The second parable uses the simile of yeast. Usually, in scripture, yeast is a symbol of sin. See Exodus 12:14-15, 17-20; Deuteronomy 16:1-4; Matthew 16:5-12; Mark 8:14-21; Luke 12:1-3; Galatians 5:2-12. But, in this parable, Jesus takes yeast as to its actual properties. If you ever have baked bread or have used yeast, you know that it permeates the whole. What starts as a little bit permeates the whole.
And that is how it should be with those of us who call ourselves followers of Jesus the Messiah. Our small faith grows big and should affect everything around us. When we walk in the kingdom, it doesn’t matter how small our kingdom’s actions are. They are magnified and used by God to further his kingdom. Those that walk in a Kingdom mindset know that every action they take will have eternal consequences.
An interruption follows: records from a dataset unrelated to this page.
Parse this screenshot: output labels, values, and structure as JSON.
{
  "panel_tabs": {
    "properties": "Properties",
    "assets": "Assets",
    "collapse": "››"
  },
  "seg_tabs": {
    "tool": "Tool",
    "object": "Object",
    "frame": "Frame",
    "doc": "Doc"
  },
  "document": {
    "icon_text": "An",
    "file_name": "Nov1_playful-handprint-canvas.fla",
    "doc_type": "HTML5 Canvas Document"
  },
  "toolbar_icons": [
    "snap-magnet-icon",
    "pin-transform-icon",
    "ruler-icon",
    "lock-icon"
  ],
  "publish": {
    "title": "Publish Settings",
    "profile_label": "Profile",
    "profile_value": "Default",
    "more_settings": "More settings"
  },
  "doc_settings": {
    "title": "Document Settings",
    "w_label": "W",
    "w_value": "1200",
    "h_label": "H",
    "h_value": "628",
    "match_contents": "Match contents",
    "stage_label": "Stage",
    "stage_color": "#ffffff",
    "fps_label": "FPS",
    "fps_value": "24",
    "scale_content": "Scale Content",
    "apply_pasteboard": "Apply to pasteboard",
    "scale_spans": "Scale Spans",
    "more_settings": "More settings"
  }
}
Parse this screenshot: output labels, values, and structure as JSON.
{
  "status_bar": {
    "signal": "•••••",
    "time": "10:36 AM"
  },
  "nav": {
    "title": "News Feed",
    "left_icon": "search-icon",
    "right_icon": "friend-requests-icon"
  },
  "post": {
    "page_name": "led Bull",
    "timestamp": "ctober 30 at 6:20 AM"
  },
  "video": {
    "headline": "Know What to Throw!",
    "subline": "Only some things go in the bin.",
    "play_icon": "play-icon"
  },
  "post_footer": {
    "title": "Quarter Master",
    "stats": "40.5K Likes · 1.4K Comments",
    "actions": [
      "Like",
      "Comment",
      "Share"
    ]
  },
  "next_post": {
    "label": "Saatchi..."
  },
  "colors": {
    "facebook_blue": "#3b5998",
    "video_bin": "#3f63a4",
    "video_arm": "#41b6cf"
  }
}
Living out this small faith, we can grow into mature believers distinguished from the Enemy’s counterfeits. Our ministry will permeate everything that is around us – to bring Jesus glory.
Often, we live and act as if we are not living in the Kingdom of God. We think we need something big or spectacular to be a servant of the King. But these parables show us differently. We have to start with small things – a text to a friend, a kind word to a stranger, a moment of prayer for someone who comes to mind. All of these are little seeds that can spread and grow. When we act as though we are living in the Kingdom of God, the smallest acts of faith can grow into an extension of the Kingdom.